Şarkıyı dinlemeye devam edelim… Art arda gelen sorular, çaresiz ve belli ki içe kapanmış bir insanı, kendini sorgulyarak hayata döndürme amacını taşıyor: “Kim götürdü bakışından ışığı / Kim aldı gözlerinden onu? / Kadehlerden yüreğine boşalan / Acı bir umutsuzluk, o mu? / Kime söyledin derdini? / Kimi sevdin gizli gizli? / Kimler uyandırdı / İçindeki kötü, kırık türküleri?” Sonrasında en sevdiğim yer geliyor –ki Radyo Arkadaş’ta yaptığımız, yazılarımla yapmaya çalıştığım, tam da bu: “Ölenlerin adını unutma / Türkülerin, meydanların / Ah, bırakmasın onlar seni…” Bugün, yarına umutla bakıyorsam, dünden gelen isimler, hikâyeler sayesinde. Şarkılar onları bugüne taşıyor, bizim aracılığımızla yarına bir köprü kuruluyor. Şarkının sonunda karşımıza çıkan dize, belki de sonrasında hayatımı şekillendiren, örnek aldığım dizelerden biri “Bak, işçi tulumu giymiş umut!” Bir şeyi bu kadar yalın, bu kadar sade anlatan az şarkı var. “Nereye Uçar Turnalar”, bu anlamda özel şarkılardan biri.
Peki neden bu şarkılardan söz ettim ve neden eski radyolardan biriyle bir bağlantı kurdum? İçinde yaşadığımız durum itibariyle elbette… Bugün, kendi karantinamın 43. günündeyim. 43 gün önce girdiğim evimden birkaç günde bir çıkıyorum; Kadıköy sokaklarında kimseyle temas etmeden küçük bir tur atıyorum, markete uğrayıp yeniden evime dönüyorum.

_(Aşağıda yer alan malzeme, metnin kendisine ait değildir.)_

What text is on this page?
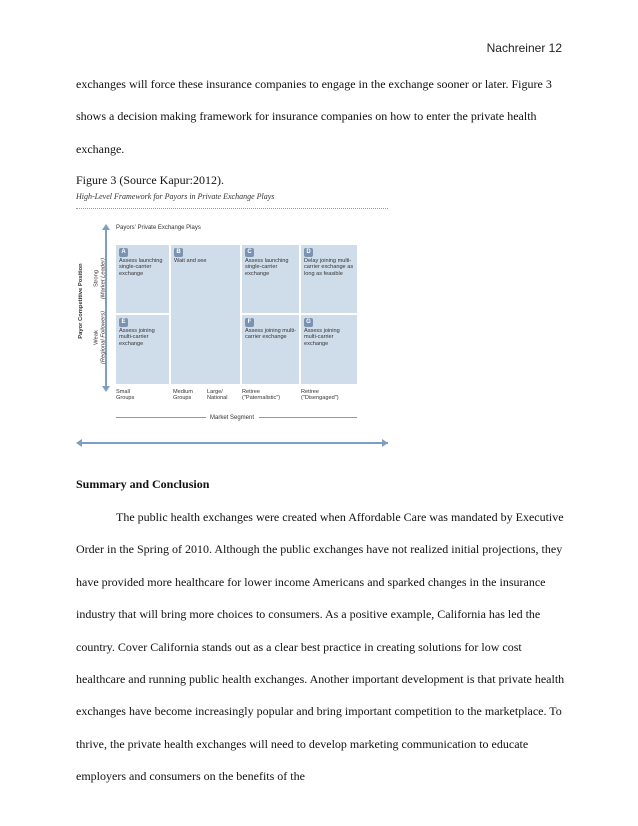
Nachreiner 12

exchanges will force these insurance companies to engage in the exchange sooner or later. Figure 3 shows a decision making framework for insurance companies on how to enter the private health exchange.

Figure 3 (Source Kapur:2012).

High-Level Framework for Payors in Private Exchange Plays
Payors' Private Exchange Plays
Payor Competitive Position Strong (Market Leader)
Weak (Regional Followers)
A
Assess launching single-carrier exchange
B
Wait and see
C
Assess launching single-carrier exchange
D
Delay joining multi-carrier exchange as long as feasible
E
Assess joining multi-carrier exchange
F
Assess joining multi-carrier exchange
G
Assess joining multi-carrier exchange
Small
Groups
Medium
Groups
Large/
National
Retiree
("Paternalistic")
Retiree
("Disengaged")
Market Segment

Summary and Conclusion

The public health exchanges were created when Affordable Care was mandated by Executive Order in the Spring of 2010. Although the public exchanges have not realized initial projections, they have provided more healthcare for lower income Americans and sparked changes in the insurance industry that will bring more choices to consumers. As a positive example, California has led the country. Cover California stands out as a clear best practice in creating solutions for low cost healthcare and running public health exchanges. Another important development is that private health exchanges have become increasingly popular and bring important competition to the marketplace. To thrive, the private health exchanges will need to develop marketing communication to educate employers and consumers on the benefits of the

Sokağa çıkmanın yasak olduğu günlerde bunları da yapamıyorum. Mutsuz değilim. Evde vakit geçirebiliyorum, çalışabiliyorum, arkadaşlarımla temasımı “uzaktan” ve “online” olarak sürdürüyorum… Tek sıkıntım, önümüzü göremiyor oluşumuz –ki bu, hemen hemen hepimizin derdi. Umutsuzluğa kapıldığım nadir anlarda sorular art arda geliyor: Ne zaman normale dönülecek, dönülebilecek mi ya da o günleri biz görebilecek miyiz? Tam da bu noktada şarkılar devreye giriyor. Yukarıda andığım, sözlerini paylaştığım üç şarkı ve daha nicesi…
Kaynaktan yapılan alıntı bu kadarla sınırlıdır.